You did not talk about the hockey game when you went shopping at the Hudson’s Bay Co. in Fort Resolution. When television programming first came to the NWT community on the south shore of Great Slave Lake in the late ‘60s, it arrived by plane—on tapes from Edmonton that cycled from community to community. “It was canned TV,” says Linda Balsillie, who lived there at the time. “They had TV every night, but it was a week late and it was like you would get Sesame Street at 9 in the evening.”

The Bay manager would avoid newspapers—only reading them a week late. He’d carefully manage his daily interactions and what he heard over the radio to remain ignorant of the outcome of the previous Saturday night’s hockey game. And if you bumped into him and blew it? “He would really get mad at you,” says Balsillie. “Back then the Bay was the big store there, so you certainly didn’t want him mad at you.”

Television’s arrival altered the ebb and flow of daily life in Northern communities in a major way. And the stress it might have caused some shoppers at the Bay was nothing compared to the stress that the introduction of the medium put on the North’s indigenous cultures.

“It’s like some kind of invasion from outer space or something,” Cindy Gilday, a language and Dene rights advocate told author Jerry Mander in 1984, relayed in his examination of television’s detrimental impact on culture, In the Absence of the Sacred. Gilday continued: “First it was the government, then those oil companies, and now it’s TV.” 

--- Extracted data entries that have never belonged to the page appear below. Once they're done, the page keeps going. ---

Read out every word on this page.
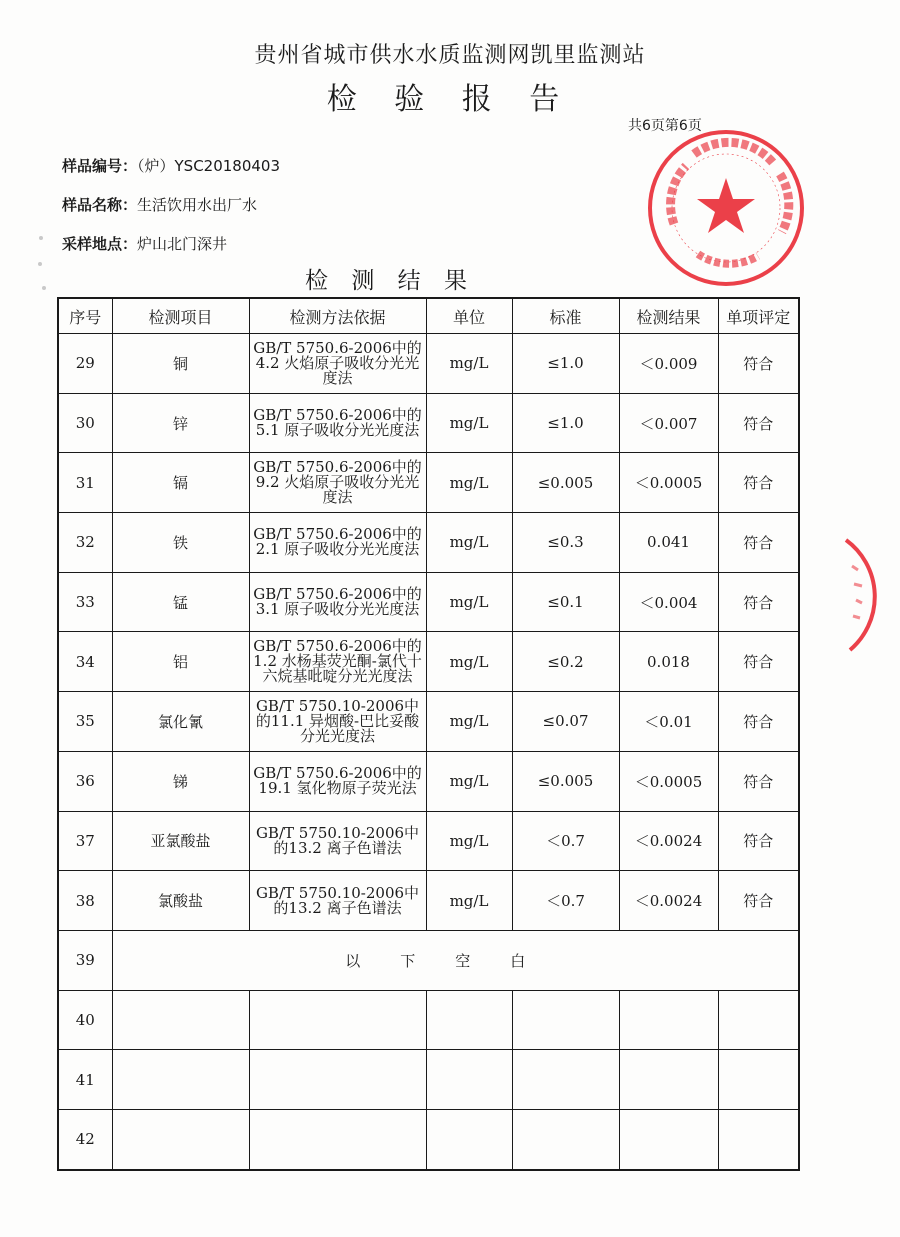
贵州省城市供水水质监测网凯里监测站
检 验 报 告
共6页第6页
样品编号：（炉）YSC20180403
样品名称：生活饮用水出厂水
采样地点：炉山北门深井
检 测 结 果
序号	检测项目	检测方法依据	单位	标准	检测结果	单项评定
29	铜	GB/T 5750.6-2006中的4.2 火焰原子吸收分光光度法	mg/L	≤1.0	＜0.009	符合
30	锌	GB/T 5750.6-2006中的5.1 原子吸收分光光度法	mg/L	≤1.0	＜0.007	符合
31	镉	GB/T 5750.6-2006中的9.2 火焰原子吸收分光光度法	mg/L	≤0.005	＜0.0005	符合
32	铁	GB/T 5750.6-2006中的2.1 原子吸收分光光度法	mg/L	≤0.3	0.041	符合
33	锰	GB/T 5750.6-2006中的3.1 原子吸收分光光度法	mg/L	≤0.1	＜0.004	符合
34	铝	GB/T 5750.6-2006中的1.2 水杨基荧光酮-氯代十六烷基吡啶分光光度法	mg/L	≤0.2	0.018	符合
35	氯化氰	GB/T 5750.10-2006中的11.1 异烟酸-巴比妥酸分光光度法	mg/L	≤0.07	＜0.01	符合
36	锑	GB/T 5750.6-2006中的19.1 氢化物原子荧光法	mg/L	≤0.005	＜0.0005	符合
37	亚氯酸盐	GB/T 5750.10-2006中的13.2 离子色谱法	mg/L	＜0.7	＜0.0024	符合
38	氯酸盐	GB/T 5750.10-2006中的13.2 离子色谱法	mg/L	＜0.7	＜0.0024	符合
39	以下空白					
40						
41						
42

The moving pictures came into most Northern homes in the 1970s, showing strange and foreign southern customs, attitudes and behaviours—provided with zero context. Debbie Brisebois, in a report Whiteout Warning, relates an Inuk woman’s impressions after watching the oafish Archie Bunker in All in the Family. “There was the father, obviously a stupid man, screaming at his children and his wife. He seemed to hate them. They were lying to him … they were screaming back at him … and then in the last five minutes everyone kissed and made up. We were always taught to treat our elders with respect. I was embarrassed for those people on TV. I thought, I always knew white people were weird. I wondered if that was really what people were like in the south.”

People on the screen drank and plotted and schemed. “The effect has been to glamourize behaviors and values that are poisonous to life up here,” Gilday tells Mander. “Our traditions have a lot to do with survival. Cooperation, sharing, and nonmaterialism are the only ways that people can live here. TV always seems to present values opposite to those.” Leaders rightfully recognized the devastating effects that the television—left on constantly, broadcasting flashy southern content in every living room—could have on local languages and cultures.

That’s because TV had become more than just a curiosity—there were stories about a woman who would pray for the characters of a soap opera every night, because she believed they were real. When the television was being pushed on Fort Good Hope, NWT by the CBC, local leaders heard horror stories of what would happen in its aftermath—woodpiles getting low, women no longer sewing, families hardly visiting each other. Particularly enthralled by the new medium were children—they were staying up late and then, exhausted, falling asleep at school. They soaked up the informal English from the two-dimensional actions played out on the tube and teachers noticed a marked drop-off in local languages spoken by kids who’d grown up in front of the TV.

Marie Wilson was living in Fort Good Hope when television came in there and she remembers the night-and-day change—“in the way that the community came together, in attendance at meetings, in the ability to get a team together for scrub baseball, everything.” There was even an appeal to the CBC to change the time of radio programming because people were so hooked on television soap operas.

Across the North, political organizations noticed how the television had entrenched itself in the lives of Northerners and pushed for local representation and indigenous-language programming on TV.

Wilson had been both a regional and national journalist with the CBC prior to moving to Fort Good Hope to start a family. The question became, “Okay, it’s here, can we at least have something relevant on it? Can we at least have some imagery of ourselves, as the northern part of the country, and some voices and stories that are about issues here?” Wilson, who would later become CBC North’s regional director, worked to do just that, but with little backing from the corporation’s southern decision-makers. She started with Focus North, the first weekly TV program made in the North for Northerners. “In the early days of television, we used to run a show in English and then there would be an announcement come on in Dene that would say, ‘If you want to watch a show in Dene, turn your television volume down and your radio volume up,’” she says. “And then we would have a Dene track on the radio while people were watching TV.”

In the early 1980s, the Inuit Tapirisat of Canada began its experimental Inukshuk Program, which led to the creation of Inuit programming in Inuktitut and eventually became the Inuit Broadcasting Corporation. Over the years, organizations big and small—from APTN to IsumaTV—joined the fold, encouraging Northerners to tell their own stories, to relearn their indigenous languages and fading customs, to use a medium that once accelerated the loss of traditions to regain and strengthen them.